A wringing roller (not shown) presses the strip B against the roller 3 in order to avoid the formation of electric arcs.

The strip B passes into the tank 1 between two pairs of supports 4 and 5 (Fig. 2) constituted by copper bars on which are placed side by side vertical tin bars 6 whose feet are engaged in a guide 7 U-shaped.

The copper bars 4 and 5 form slides for the tin bars and are connected to a corresponding bar 7 for supplying current.

The strip B therefore passes through two passages formed by the tin bars 6 carried by their corresponding supports 4 and 5, formed respectively on its descent and ascent path in the reservoir 1 filled with electrolyte.

The supports or bridges 4,5 and the tin bars 6 act as the anode of the device.

The container thus formed is carried by a frame 10 which also supports the other containers of the installation (not shown).

A lining 11 made of insulating material is interposed between the frame and the connection 12 of the supports 4,5 to the bar 7 for supplying current.

Downstream of the last tank of the installation is installed, a gauge formed by two cells arranged as shown in Fig.3.

At the exit of the installation, the strip B on the two faces of which a coating of tin has just been deposited passes over a deflector roller 15 opposite which is disposed a first cell 16 intended to measure the coating of tin of a first face of the loop B. The cell 16 comprises a source 17 of curium 244 placed on a support 18 mounted oscillating on a base 19 and movable around its axis of oscillation 20 by a pneumatic cylinder 21.

The strip B then passes over a second deflector roller 22 opposite which is disposed a second cell 23 similar to the cell 16 and intended to measure the coating of tin on the opposite face of the strip B.

This cell also includes a source 24 of curium 244 placed on a support 25 mounted oscillating on a base 26 and actuated by a pneumatic cylinder 27.

The outputs (not shown from the two cells 16 and 23 of the gauge are connected to corresponding inputs of the processing circuit of the Fig.4 which will now be described.

This circuit includes an analog-digital and digital-analog converter 30, for example of the ADAC 735 type which comprises, for an installation with twelve tinning tanks forty eight analog inputs 31 relating to the intensities of the currents applied to the supports of all the tanks, such as the bridges 4,5 of the tank in Fig. 1 and 2.

The converter 30 also comprises two analog inputs 32 intended to receive information on the position of the cells 16, 23 from the gauges and two analog inputs 33 intended to receive information relating to the average values of the deposits of tin on the two faces of the strip. .

The converter 30 further comprises an analog input 34 intended to receive signals relating to the width of the band B processed, two analog inputs 35 relating to the maximum upper and lower intensities and two analog outputs relating to the overall lower and upper intensity to be distributed on the bridges of the installation.

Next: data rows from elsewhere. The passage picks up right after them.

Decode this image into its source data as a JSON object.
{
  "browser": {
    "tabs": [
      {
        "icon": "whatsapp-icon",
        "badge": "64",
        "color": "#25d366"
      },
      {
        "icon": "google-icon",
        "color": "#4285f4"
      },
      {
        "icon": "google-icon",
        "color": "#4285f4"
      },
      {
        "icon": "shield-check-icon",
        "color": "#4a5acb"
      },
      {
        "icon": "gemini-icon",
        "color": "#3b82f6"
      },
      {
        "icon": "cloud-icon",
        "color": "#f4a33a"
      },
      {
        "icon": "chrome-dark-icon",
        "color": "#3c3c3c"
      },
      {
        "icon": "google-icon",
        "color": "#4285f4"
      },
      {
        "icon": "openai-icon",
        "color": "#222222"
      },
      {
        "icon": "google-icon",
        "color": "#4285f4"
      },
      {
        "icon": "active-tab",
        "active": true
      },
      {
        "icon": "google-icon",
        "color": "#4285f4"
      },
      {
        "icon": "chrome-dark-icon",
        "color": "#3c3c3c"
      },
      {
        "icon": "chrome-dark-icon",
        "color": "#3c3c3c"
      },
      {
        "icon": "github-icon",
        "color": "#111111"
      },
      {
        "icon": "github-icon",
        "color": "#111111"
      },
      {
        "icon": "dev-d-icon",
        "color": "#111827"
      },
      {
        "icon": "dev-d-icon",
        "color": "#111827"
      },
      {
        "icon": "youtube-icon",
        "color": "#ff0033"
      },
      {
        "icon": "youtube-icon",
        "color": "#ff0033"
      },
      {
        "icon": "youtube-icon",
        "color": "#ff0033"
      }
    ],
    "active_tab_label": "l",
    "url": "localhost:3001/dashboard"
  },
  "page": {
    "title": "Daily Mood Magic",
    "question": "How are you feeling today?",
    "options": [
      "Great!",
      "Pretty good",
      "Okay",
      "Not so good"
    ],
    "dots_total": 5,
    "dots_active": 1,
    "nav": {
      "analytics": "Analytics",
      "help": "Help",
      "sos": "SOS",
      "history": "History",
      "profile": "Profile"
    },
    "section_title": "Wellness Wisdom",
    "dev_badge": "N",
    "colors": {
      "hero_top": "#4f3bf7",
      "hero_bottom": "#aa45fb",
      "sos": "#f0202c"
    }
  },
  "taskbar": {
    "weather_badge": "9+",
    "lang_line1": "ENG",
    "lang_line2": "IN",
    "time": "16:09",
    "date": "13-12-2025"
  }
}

The converter 30 is connected to a multi-conductor bus 36.

The circuit of Fig.4 further includes a counter 37 whose input is connected to the output of a band B pulse generator (not shown) and which is also connected to bus 36, a circuit interface 38 of the SBC 519 type manufactured and sold by Intel, with thirty two digital inputs 39 relating to the lower and upper set values of the tin rate to be obtained, thirty two digital inputs 40 relating to the commercial set values, one input 41 for validation of automatic / manual operation and an input 42 of setpoint validation. Circuit 38 is also connected to bus 36.

Finally, the circuit in Fig. 4 includes a microprocessor 43 of the Intel 8088 type for example, connected to bus 36 and intended to control changes in the level of tin to be deposited in the various tanks of the installation as a function of the information qu 'he receives.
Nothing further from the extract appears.